A systems-driven approach requires an understanding of workflows and critical data that connect through the life of a project into the operational phase. It’s critical to map the relevant technologies available at each stage to accelerate efficiency.

While the level of data may seem initially overwhelming, the key is understanding the technology available at each stage and ensuring that it is suitable. With a smarter approach, technology lessons from both within and across other sectors can deliver an uplift in productivity, especially when coupled with curiosity and continuous learning.

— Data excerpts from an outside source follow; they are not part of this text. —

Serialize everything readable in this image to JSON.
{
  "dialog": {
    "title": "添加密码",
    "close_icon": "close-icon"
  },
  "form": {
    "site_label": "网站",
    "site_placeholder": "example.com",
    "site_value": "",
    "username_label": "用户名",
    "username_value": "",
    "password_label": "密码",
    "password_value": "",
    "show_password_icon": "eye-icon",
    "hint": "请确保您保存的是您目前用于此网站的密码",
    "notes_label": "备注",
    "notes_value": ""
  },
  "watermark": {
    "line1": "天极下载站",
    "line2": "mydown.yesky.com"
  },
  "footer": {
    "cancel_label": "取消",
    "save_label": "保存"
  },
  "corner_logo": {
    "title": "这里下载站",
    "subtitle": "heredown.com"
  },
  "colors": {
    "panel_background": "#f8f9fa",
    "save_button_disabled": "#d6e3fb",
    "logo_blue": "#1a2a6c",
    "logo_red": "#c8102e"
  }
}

“We pride ourselves as being creative problem solvers, but we also have to be creative problem thinkers. It's the ability to keep learning, and it's the ability to stay curious and look at allied sectors and build on those ideas to solve the critical problems in our sector.” - Dr. Bronwyn Evans, CEO, Engineers Australia

Collaboration is key

To deliver the full potential of the future of infrastructure, it is essential for all industry stakeholders to work together with a focus on innovation.

Collaboration is key, not only across different sectors where lessons learned in one can be applied to the future of another, but across the different stages of infrastructure lifecycles.

Many industries have become productive, both through mass automation and by tailoring responses to problems and opportunities. There is a real opportunity to adopt collaborative thinking into industries. The flow of capability from one industry to the other connects various technologies and people’s level of thinking.

It will be critical to overcome any aversion to change and siloed approval processes. The complexity of interaction with regulatory authorities needs addressing, and consistency encouraged for delivery mechanisms.

While industry regulation is important for safety and quality, we need to ensure this is agile, and flexible, and open to the adoption of technology to increase efficiency and productivity.

“We need to be quick adopters and be thinking about appropriate policies and regulation, and how we build in flexibility with these things such that technology can be an enabler rather than a barrier. We need to have the regulators and the policymakers aligned with those introducing new technology from the inception phase and through to the development of the innovation.” - Nicola Belcher.

By embracing technology, shifting our mindset from project-centric to asset-centric and working collaboratively, the possibility of greater productivity with faster, cheaper and less disruptive solutions is real.